We are asking the Finance Committee to review and approve a languge revision to our debt service covenant for the current fiscal period with the understanding that they will recommend to the Board at the July 2024 Board meeting to review and approve the revised language.

 

CURRENT LANGUAGE (which has our related entities meeting covenants separately):

  • DSCR for Borrower (Friends): Borrower shall maintain a Debt Service Coverage Ratio (DSCR) of not less than 1.00:1.00 Defined as: Net income plus depreciation, amortization and interest expense divided by annual principal and interest payments.
  • DSCR for Guarantor (Veritas): Guarantor shall maintain a Debt Service Coverage Ratio (DSCR) of not less than 1.20:1.00 Defined as: Net income plus depreciation, amortization and interest expense divided by annual principal and interest payments.

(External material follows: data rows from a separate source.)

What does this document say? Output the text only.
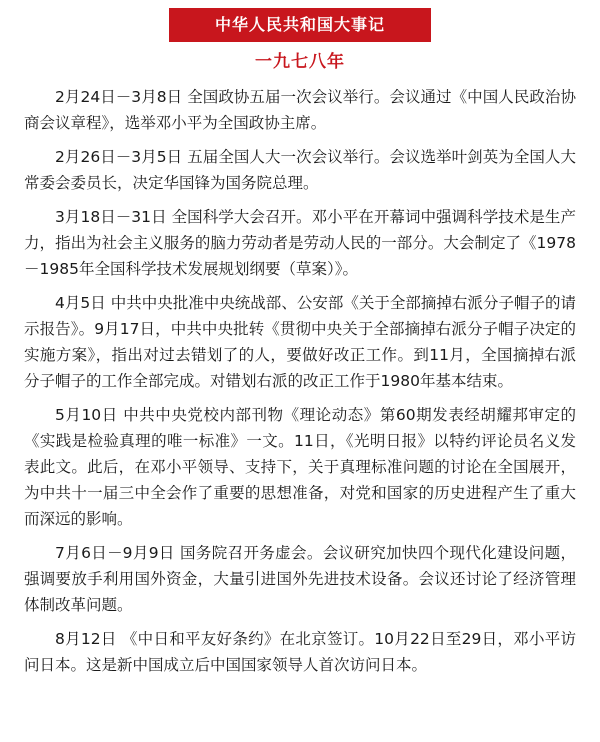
中华人民共和国大事记
一九七八年

2月24日－3月8日 全国政协五届一次会议举行。会议通过《中国人民政治协商会议章程》，选举邓小平为全国政协主席。

2月26日－3月5日 五届全国人大一次会议举行。会议选举叶剑英为全国人大常委会委员长，决定华国锋为国务院总理。

3月18日－31日 全国科学大会召开。邓小平在开幕词中强调科学技术是生产力，指出为社会主义服务的脑力劳动者是劳动人民的一部分。大会制定了《1978－1985年全国科学技术发展规划纲要（草案）》。

4月5日 中共中央批准中央统战部、公安部《关于全部摘掉右派分子帽子的请示报告》。9月17日，中共中央批转《贯彻中央关于全部摘掉右派分子帽子决定的实施方案》，指出对过去错划了的人，要做好改正工作。到11月，全国摘掉右派分子帽子的工作全部完成。对错划右派的改正工作于1980年基本结束。

5月10日 中共中央党校内部刊物《理论动态》第60期发表经胡耀邦审定的《实践是检验真理的唯一标准》一文。11日，《光明日报》以特约评论员名义发表此文。此后，在邓小平领导、支持下，关于真理标准问题的讨论在全国展开，为中共十一届三中全会作了重要的思想准备，对党和国家的历史进程产生了重大而深远的影响。

7月6日－9月9日 国务院召开务虚会。会议研究加快四个现代化建设问题，强调要放手利用国外资金，大量引进国外先进技术设备。会议还讨论了经济管理体制改革问题。

8月12日 《中日和平友好条约》在北京签订。10月22日至29日，邓小平访问日本。这是新中国成立后中国国家领导人首次访问日本。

REVISED LANGUAGE COMBINING THE RELATED PARTIES (aka component units):

  • DSCR:  Borrower (Friends) and Guarantor (Veritas) on a combined basis, shall maintain a Debt Service Coverage Ratio (DSCR) of not less than 1.20:1.00  Defined as: Combined Change In Net Position (aka Net Income) less cash paid on lease liabilities (GASB 87 adjustment) plus depreciation, amortization and interest expense divided by annual principal and interest payments.
 
  B. Debt Service Covenant Revision - Vote Vote Denise Ford 5 m
   

A motion to accept the Debt Service Covenant Revision as presented.

Any further discussion?

Role call vote of all Finance Committee members.

 
IV. Finance 4:53 PM
  A. Monthly Financial Reports - FYI FYI Lynne Mills 5 m
   

As time allows, Lynne will answer any questions committee members have.

Financials will not be presented this month at the Board meeting due to the Board Retreat, so a review of the year end financial reports will happen more thoroughly at the July meetings.